Le geste grossier de Xhaka envers le banc serbe

Serbie-Suisse, le match des gestes grossiers

Quelques heures plus tard Serbie-Suissedéfi très haute tension. Granit Xhakacapitaine de la Suisse issu d’une famille kosovare, n’aimait pas ce drapeau de son pays d’origine, drapé aux couleurs serbes, photographié dans le vestiaire des adversaires.

Le drapeau anti-Kosovo dans le vestiaire de la Serbie

Le drapeau anti-Kosovo dans le vestiaire de la Serbie

Réponse pas tout à fait raffinée : la main tenant les parties génitales tournée ostensiblement vers Predrag Rajković, gardien de réserve de la Serbie. Référence claire à la fake news selon laquelle l’épouse du numéro un de Majorque aurait eu une relation clandestine avec Dusan Vlahovic. Même le joueur de la Juventus n’a pas aimé et l’a montré quand il a marqué : d’abord il a mis son index sur sa bouche (“Tais-toi, arrête de me critiquer”) et puis lui aussi a glissé sa main là-bas : un geste partagé, en un match de divisions.
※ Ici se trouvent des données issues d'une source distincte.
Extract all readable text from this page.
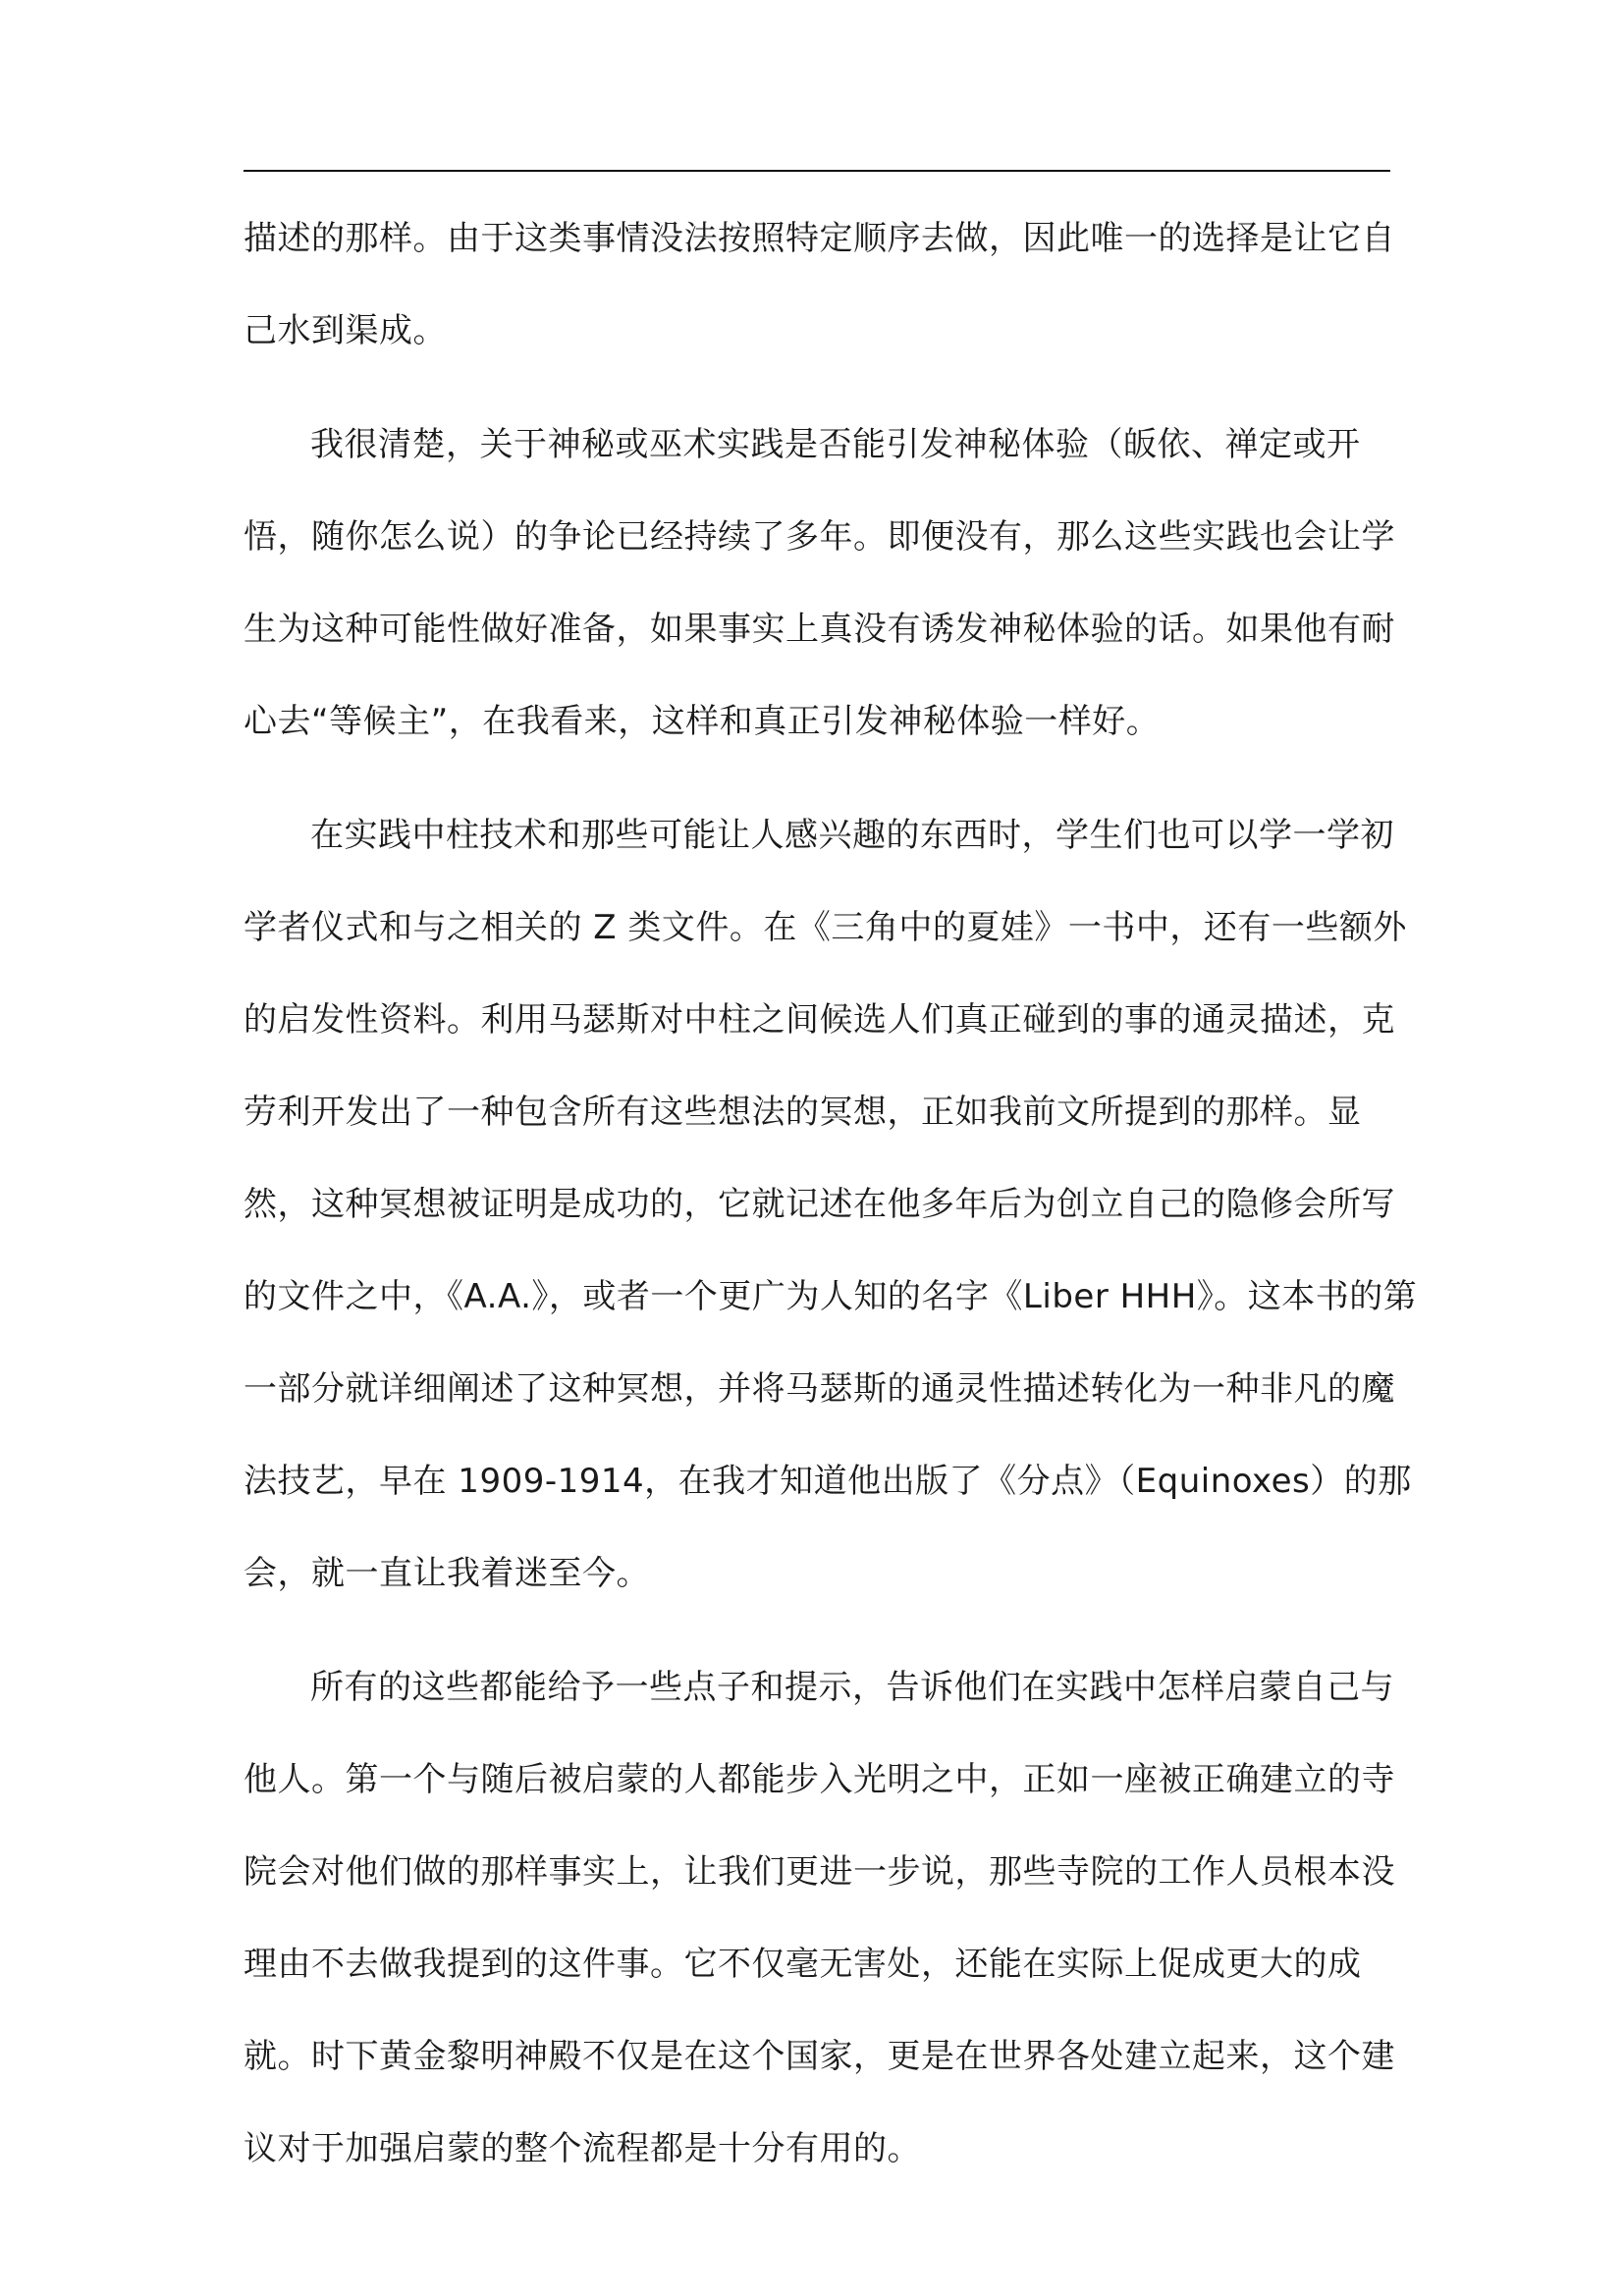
描述的那样。由于这类事情没法按照特定顺序去做，因此唯一的选择是让它自
己水到渠成。

我很清楚，关于神秘或巫术实践是否能引发神秘体验（皈依、禅定或开
悟，随你怎么说）的争论已经持续了多年。即便没有，那么这些实践也会让学
生为这种可能性做好准备，如果事实上真没有诱发神秘体验的话。如果他有耐
心去“等候主”，在我看来，这样和真正引发神秘体验一样好。

在实践中柱技术和那些可能让人感兴趣的东西时，学生们也可以学一学初
学者仪式和与之相关的 Z 类文件。在《三角中的夏娃》一书中，还有一些额外
的启发性资料。利用马瑟斯对中柱之间候选人们真正碰到的事的通灵描述，克
劳利开发出了一种包含所有这些想法的冥想，正如我前文所提到的那样。显
然，这种冥想被证明是成功的，它就记述在他多年后为创立自己的隐修会所写
的文件之中，《A.A.》，或者一个更广为人知的名字《Liber HHH》。这本书的第
一部分就详细阐述了这种冥想，并将马瑟斯的通灵性描述转化为一种非凡的魔
法技艺，早在 1909-1914，在我才知道他出版了《分点》（Equinoxes）的那
会，就一直让我着迷至今。

所有的这些都能给予一些点子和提示，告诉他们在实践中怎样启蒙自己与
他人。第一个与随后被启蒙的人都能步入光明之中，正如一座被正确建立的寺
院会对他们做的那样事实上，让我们更进一步说，那些寺院的工作人员根本没
理由不去做我提到的这件事。它不仅毫无害处，还能在实际上促成更大的成
就。时下黄金黎明神殿不仅是在这个国家，更是在世界各处建立起来，这个建
议对于加强启蒙的整个流程都是十分有用的。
Le geste grossier de Vlahovic

Geste grossier de Vlahovic (manche)

Argentine-Pologne, Zielinski attaque l’entraîneur Michniewicz

La nervosité s’insinue aussi chez ceux qui sont passés par là, comme les Polonais : mais c’était un démérite du Mexique, qui n’a “que” gagné 2-1 sur l’Arabie Saoudite, plus qu’un mérite de Lewandowski et coéquipiers, retranchés dans leur surface pour défendre le 2-0 qu’ils subissaient face à l’Argentine. Objectif atteint mais le comme, comment il n’a certainement pas aimé Piotr Zielinski: “Dans mon Napoli, on garde le ballon, avec nos meilleurs joueurs. Il y a de la qualité en Pologne aussi, mais on ne l’a pas encore montré : on laisse l’initiative à l’adversaire et ce n’est pas bien”. Traduction : “Cher ct Michniewiczarrêtez avec ce boulon, sinon nous n’irons nulle part”.

Belgique, vestiaire partagé entre bagarres proches et joueurs qui ne se parlent pas. Une femme partage deux échantillons

par Giuseppe Antonio Perrelli



Les querelles dans le vestiaire belge

En comparaison, les Belges sortent comme des gentlemen, qui ont réglé leurs querelles dans le vestiaire : Vertonghen, danger édénique Et DeBruyne prêt à en venir aux mains, Lukaku jouant le rôle de pacificateur, De Bruyne lui-même et Courtois – d’anciens meilleurs amis – qui ne se sont pas parlé depuis dix ans, depuis la copine du milieu de terrain, Caroline Lijnen, l’a trompé avec le gardien de but. Tout peut être nié, malgré les rumeurs à l’intérieur. Le tout bien sûr refusé.